The relationship which God initiates, God sustains and we extend through living gratefully. This is the New Law, relating gratefully, generously, and universally. It is this
way of “life” to which Lent reminds us and to which those entering the Church at the Easter Vigil are hoping to experience within them and around them. So we wash our faces this morning as a gesture of purpose. We wash away the ashiness of our lives, how temporary our lives are and with brightness of heart, not sadness, we enter, (as we pray in the First Preface for Lent) “this joyful season when we prepare to celebrate the paschal mystery with mind and heart renewed.
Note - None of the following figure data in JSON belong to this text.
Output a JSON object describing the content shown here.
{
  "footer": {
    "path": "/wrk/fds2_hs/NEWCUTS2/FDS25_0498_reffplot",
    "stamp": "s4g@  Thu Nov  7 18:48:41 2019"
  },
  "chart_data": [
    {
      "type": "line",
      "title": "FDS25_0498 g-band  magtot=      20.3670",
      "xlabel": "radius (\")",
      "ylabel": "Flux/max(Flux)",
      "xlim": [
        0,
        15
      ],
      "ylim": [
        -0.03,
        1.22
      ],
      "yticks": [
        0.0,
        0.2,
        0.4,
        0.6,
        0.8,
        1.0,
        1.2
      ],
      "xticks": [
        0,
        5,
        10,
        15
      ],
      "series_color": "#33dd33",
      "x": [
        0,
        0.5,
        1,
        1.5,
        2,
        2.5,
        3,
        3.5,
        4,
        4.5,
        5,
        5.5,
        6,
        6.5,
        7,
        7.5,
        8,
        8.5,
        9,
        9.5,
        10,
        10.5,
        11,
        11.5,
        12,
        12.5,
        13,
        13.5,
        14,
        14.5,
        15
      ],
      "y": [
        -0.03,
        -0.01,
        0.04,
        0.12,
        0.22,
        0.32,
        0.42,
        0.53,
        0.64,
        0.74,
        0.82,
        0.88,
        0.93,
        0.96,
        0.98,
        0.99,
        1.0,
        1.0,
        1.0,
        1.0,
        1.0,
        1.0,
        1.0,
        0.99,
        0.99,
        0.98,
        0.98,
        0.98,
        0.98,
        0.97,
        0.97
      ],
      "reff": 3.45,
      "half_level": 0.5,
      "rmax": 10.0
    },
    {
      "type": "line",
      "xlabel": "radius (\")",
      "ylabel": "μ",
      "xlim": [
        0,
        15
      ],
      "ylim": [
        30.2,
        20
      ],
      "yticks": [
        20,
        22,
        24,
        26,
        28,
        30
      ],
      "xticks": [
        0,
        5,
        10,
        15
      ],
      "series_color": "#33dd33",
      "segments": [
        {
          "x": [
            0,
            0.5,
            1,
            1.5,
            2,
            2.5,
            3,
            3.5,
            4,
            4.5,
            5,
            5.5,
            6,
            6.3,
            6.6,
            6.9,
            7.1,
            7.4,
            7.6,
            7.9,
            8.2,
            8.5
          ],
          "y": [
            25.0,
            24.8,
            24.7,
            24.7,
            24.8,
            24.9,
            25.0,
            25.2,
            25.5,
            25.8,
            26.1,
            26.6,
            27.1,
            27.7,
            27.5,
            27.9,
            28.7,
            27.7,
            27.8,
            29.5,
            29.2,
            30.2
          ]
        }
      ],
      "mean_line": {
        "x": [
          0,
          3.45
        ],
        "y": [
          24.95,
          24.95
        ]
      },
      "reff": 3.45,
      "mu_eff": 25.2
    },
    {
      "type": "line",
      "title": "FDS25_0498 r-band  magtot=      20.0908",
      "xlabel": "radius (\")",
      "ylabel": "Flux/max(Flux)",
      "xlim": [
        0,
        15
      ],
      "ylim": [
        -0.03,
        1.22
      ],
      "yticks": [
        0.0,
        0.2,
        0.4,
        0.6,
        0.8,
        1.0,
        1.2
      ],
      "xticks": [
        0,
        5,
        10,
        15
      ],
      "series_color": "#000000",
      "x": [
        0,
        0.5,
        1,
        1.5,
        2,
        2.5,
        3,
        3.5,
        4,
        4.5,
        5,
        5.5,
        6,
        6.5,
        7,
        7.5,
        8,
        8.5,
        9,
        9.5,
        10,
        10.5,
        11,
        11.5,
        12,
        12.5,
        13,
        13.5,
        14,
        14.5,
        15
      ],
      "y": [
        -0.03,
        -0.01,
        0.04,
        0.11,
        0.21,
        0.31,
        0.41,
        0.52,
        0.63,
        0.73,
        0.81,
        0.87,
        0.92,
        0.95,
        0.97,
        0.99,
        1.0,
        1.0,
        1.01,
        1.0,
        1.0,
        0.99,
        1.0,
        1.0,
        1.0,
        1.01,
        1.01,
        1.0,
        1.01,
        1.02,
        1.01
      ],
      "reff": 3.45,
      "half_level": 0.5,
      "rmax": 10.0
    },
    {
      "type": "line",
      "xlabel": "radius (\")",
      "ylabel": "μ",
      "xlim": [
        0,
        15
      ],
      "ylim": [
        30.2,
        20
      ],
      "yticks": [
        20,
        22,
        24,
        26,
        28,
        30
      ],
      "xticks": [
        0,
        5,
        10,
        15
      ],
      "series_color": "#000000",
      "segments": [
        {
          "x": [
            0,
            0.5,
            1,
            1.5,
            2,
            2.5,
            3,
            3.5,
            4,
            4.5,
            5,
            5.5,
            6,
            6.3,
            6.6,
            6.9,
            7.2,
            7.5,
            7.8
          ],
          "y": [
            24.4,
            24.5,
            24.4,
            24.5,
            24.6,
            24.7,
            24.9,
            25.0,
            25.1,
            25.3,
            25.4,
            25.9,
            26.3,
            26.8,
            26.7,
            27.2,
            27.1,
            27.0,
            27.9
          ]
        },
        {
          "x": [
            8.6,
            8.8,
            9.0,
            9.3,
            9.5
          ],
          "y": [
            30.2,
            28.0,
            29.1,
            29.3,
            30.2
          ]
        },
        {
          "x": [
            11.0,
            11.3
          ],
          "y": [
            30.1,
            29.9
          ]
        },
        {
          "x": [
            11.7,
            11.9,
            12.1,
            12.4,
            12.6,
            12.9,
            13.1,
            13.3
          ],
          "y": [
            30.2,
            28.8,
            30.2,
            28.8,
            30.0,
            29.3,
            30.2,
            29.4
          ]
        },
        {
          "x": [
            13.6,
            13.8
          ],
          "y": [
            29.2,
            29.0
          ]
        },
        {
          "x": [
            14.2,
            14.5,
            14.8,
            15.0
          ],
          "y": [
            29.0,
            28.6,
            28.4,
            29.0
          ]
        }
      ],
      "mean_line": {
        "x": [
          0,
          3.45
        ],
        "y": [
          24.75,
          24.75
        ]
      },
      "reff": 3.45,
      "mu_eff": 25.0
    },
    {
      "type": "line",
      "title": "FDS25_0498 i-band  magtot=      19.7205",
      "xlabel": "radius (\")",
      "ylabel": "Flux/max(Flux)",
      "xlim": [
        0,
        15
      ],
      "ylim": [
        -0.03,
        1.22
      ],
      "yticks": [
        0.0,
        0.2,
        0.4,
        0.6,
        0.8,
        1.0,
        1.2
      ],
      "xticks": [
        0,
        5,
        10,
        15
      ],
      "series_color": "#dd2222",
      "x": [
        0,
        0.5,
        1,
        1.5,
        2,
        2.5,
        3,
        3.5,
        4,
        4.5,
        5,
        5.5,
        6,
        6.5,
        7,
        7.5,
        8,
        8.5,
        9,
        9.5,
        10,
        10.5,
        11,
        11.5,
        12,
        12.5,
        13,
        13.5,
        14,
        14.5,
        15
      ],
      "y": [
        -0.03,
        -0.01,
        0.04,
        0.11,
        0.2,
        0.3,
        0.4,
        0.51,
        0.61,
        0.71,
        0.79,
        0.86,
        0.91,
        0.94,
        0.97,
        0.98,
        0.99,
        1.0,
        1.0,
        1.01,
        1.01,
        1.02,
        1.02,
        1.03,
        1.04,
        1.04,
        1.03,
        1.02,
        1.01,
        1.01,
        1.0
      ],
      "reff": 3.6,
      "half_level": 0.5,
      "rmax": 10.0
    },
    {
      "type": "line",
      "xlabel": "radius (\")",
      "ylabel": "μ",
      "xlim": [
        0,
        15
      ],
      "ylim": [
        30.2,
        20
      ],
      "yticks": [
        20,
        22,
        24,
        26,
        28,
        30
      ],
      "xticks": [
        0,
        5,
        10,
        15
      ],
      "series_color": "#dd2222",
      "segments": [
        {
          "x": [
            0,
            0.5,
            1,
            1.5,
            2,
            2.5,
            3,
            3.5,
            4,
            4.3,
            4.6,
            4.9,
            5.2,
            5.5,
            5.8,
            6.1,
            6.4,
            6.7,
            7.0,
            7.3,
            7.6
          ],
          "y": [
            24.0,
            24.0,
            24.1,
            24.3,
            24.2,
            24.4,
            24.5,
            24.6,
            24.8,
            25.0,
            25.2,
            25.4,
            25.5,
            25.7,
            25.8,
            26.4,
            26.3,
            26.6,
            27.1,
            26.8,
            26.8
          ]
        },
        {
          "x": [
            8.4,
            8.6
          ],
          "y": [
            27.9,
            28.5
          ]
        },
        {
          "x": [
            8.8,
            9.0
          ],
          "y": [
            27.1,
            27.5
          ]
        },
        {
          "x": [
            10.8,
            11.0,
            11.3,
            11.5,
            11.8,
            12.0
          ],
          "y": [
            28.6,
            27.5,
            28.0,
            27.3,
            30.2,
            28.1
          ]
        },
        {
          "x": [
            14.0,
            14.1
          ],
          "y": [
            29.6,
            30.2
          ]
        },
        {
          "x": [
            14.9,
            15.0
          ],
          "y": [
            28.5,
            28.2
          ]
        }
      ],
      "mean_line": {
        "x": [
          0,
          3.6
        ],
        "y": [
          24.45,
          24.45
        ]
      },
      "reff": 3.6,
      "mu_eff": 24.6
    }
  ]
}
You give us a spirit of
loving reverence for You, our Father, and of willing service to our neighbor.”
- by Larry Gillick,
S.J.
Revelations of Divine
Love - by Julian of Norwich
Fourteenth Revelation, Chapter 47 “I beheld the property of Mercy, and I beheld the property of Grace: which have two manners
of working in one love “
Mercy is a sweet gracious working in love, mingled with plenteous pity: for mercy worketh in keeping us, and mercy worketh turning to us all things to good. Mercy, by love, suffereth us to fail in measure and in as much as we fail, in so much we fall; and in as much as we fall, in so much we die: for it needs must be that we die in so much as we fail of the sight and feeling of God that is our life. Our failing is dreadful, our falling is
shameful, and our dying is sorrowful: but in all this the sweet eye of pity and love is lifted never off us, nor the working of mercy ceaseth.